Pasadena, CA - TMT and Coherent reached a new milestone this month with the completion of the first two roundels for TMT’s Primary Mirror (M1). Coherent precisely contoured and polished the optical surfaces of the roundels under the direction of TIO. They are the first of 231 roundels Coherent will provide for the TMT primary mirror array, nearly half of the total of 492 required to complete the telescope.
“This milestone has been nearly three years in the making,” noted Greg Feller, Project Manager at Coherent. “We know that this project is important and is being closely monitored by our customer community as well as our own internal team.”
The two roundels underwent several final meticulous inspections to check the polishing quality. In addition to careful on-site visual and technical inspections, the data package for each roundel, including reports related to the manufacturing processes and metrology files detailing the roundels optical prescription, was reviewed.
TMT’s strict technical requirements and specifications have been verified and the roundels have been authorized
to travel to the TMT storage facility in California.
Each roundel is 1.52m (59.8") in diameter, 45mm (1.77") thick, and weighs 0.25 metric tons (550 pounds), precisely cut and polished to an accuracy of less than 2 microns.
Precision manufacturing and quality are essential to the long-term success of these large optical components. TMT Telescope Optics Group Leader Ben Gallagher noted that the roundel polishing has been a great partnership between TMT and Coherent. The TMT and Coherent teams jointly refined a manufacturing process, called Stressed Mirror Polishing (SMP), which uses specially-designed fixtures to apply a calculated force that warps the roundels into the desired aspherical shape.
“We are happy and excited to have the production mirrors,” said Gallagher. When asked what’s next, Gallagher replied, “Coherent is gearing up for what we call the ‘Hexing’ process, where the roundels are fabricated into hexagonal segments. And each roundel converted to a hexagonal substrate will become a finished segment that will populate TMT’s Primary Mirror.”
Subsequently, Coherent will cut all the newly made roundels into the polished hexagonal mirror segments for the optic array. The TMT uses a hexagonal array of mirrors, but there are slight differences in the final perimeter of each component to ensure a precise mounted alignment with a mere 2.5mm (0.1") between each mirror. In total, 82 slightly different hexagonal shapes will need to be made, each serialized for quality tracing and alignment identification. Small pockets will be carved out behind the mirrors to allow room for mounting hardware, such as the electronic alignment sensors.
Coherent also designed a two-dimensional profilometer (2DP) to precisely measure and polish the desired surface figure of roundels. Japan and India partners are also using additional 2DP instruments designed by Coherent for the manufacture of their roundels. TMT’s remaining roundels will be provided by the Nanjing Institute of Astronomical Optics and Technology in China, which is developing its own SMP concept and machining technique.

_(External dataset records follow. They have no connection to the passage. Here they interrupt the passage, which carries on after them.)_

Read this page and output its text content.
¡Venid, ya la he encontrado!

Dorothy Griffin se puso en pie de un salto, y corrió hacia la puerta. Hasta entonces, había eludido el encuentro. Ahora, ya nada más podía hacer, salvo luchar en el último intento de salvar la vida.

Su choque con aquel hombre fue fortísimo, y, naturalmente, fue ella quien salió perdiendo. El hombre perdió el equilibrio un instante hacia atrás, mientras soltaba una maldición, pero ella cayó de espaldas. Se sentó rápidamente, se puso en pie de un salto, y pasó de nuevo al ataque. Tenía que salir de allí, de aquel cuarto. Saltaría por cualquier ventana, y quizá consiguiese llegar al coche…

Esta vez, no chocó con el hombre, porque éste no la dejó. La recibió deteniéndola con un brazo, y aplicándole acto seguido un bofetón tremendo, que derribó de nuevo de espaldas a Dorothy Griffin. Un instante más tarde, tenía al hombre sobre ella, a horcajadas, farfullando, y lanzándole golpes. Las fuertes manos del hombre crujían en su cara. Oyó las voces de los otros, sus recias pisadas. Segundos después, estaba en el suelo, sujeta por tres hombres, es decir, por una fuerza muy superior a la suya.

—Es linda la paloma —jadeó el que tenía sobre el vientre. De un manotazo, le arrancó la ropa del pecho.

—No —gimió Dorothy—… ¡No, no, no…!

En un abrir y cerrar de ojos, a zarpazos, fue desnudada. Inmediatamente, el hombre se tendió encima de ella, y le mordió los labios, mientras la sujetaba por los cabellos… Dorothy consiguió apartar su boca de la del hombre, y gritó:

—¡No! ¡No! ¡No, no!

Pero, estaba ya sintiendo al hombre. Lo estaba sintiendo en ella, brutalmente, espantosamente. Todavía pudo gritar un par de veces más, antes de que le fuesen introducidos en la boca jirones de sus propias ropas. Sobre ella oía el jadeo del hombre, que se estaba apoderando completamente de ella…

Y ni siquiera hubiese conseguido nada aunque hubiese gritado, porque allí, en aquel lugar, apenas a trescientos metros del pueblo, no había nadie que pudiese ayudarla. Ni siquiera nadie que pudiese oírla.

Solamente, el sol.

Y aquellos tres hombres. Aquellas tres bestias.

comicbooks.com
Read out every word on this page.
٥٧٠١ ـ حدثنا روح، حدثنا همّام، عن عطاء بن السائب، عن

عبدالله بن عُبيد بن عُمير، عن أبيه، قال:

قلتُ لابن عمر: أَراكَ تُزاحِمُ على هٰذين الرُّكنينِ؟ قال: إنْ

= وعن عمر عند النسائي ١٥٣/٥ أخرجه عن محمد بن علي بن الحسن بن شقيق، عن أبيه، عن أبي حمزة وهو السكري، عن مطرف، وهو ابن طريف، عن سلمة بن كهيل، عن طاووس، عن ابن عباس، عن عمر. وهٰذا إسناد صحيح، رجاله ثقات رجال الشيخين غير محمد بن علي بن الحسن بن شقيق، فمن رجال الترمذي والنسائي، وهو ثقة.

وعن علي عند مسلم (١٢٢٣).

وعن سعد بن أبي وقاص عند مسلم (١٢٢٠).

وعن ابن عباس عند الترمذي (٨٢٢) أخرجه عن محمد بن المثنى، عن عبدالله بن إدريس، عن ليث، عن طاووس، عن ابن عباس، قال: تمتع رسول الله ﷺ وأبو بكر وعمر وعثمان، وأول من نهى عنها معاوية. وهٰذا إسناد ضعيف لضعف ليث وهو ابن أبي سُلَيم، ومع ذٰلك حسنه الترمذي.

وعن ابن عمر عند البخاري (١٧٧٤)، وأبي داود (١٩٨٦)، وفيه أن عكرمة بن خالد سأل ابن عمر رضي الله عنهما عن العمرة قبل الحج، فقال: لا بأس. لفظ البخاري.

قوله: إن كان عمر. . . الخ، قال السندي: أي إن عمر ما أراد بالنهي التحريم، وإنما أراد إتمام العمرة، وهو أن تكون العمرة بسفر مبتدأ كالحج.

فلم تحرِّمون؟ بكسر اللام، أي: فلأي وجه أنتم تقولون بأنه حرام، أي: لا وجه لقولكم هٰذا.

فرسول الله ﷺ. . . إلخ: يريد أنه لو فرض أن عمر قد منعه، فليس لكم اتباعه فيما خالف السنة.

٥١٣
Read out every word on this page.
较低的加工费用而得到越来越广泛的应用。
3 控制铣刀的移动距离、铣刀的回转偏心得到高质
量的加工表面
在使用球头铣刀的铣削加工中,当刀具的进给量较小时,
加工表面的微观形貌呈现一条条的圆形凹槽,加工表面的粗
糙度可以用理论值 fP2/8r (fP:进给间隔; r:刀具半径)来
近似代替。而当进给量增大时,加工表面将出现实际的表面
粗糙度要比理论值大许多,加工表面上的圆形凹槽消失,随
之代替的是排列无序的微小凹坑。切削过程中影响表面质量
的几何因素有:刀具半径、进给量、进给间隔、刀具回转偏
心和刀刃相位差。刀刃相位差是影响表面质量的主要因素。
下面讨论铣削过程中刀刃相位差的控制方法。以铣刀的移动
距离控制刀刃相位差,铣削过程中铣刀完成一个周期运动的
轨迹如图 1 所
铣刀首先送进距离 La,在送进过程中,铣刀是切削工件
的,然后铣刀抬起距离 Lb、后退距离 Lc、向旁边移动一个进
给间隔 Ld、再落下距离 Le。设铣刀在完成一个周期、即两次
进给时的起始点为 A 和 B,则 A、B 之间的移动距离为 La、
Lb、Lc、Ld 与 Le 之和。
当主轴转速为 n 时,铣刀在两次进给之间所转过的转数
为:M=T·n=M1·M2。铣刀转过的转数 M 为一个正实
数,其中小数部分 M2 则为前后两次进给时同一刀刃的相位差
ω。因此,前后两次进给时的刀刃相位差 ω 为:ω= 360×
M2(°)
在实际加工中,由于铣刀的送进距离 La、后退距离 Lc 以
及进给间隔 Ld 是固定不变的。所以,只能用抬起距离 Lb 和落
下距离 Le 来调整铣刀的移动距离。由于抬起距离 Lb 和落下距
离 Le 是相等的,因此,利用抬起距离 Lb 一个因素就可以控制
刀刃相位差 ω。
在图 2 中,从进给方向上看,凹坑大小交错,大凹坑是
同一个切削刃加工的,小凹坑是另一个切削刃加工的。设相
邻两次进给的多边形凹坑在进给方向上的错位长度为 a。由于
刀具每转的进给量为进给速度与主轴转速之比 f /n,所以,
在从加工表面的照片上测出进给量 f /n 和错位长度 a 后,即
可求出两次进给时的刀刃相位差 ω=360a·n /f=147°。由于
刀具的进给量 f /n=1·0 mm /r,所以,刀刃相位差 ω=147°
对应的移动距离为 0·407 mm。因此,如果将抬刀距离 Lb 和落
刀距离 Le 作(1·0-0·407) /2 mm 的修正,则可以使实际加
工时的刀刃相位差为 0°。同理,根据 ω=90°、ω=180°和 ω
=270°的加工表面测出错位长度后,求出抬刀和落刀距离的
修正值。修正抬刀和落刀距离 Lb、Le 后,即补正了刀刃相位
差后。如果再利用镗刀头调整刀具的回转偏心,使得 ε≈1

Making all of these large components takes up a lot of space. Coherent recently completed a significant factory redesign in their Richmond, CA facility to accommodate the TMT project. The new TMT manufacturing bay provides the expanded space required for producing and finishing the polished roundels. It also accommodates additional support areas for building the equipment that supports TMT colleagues in India.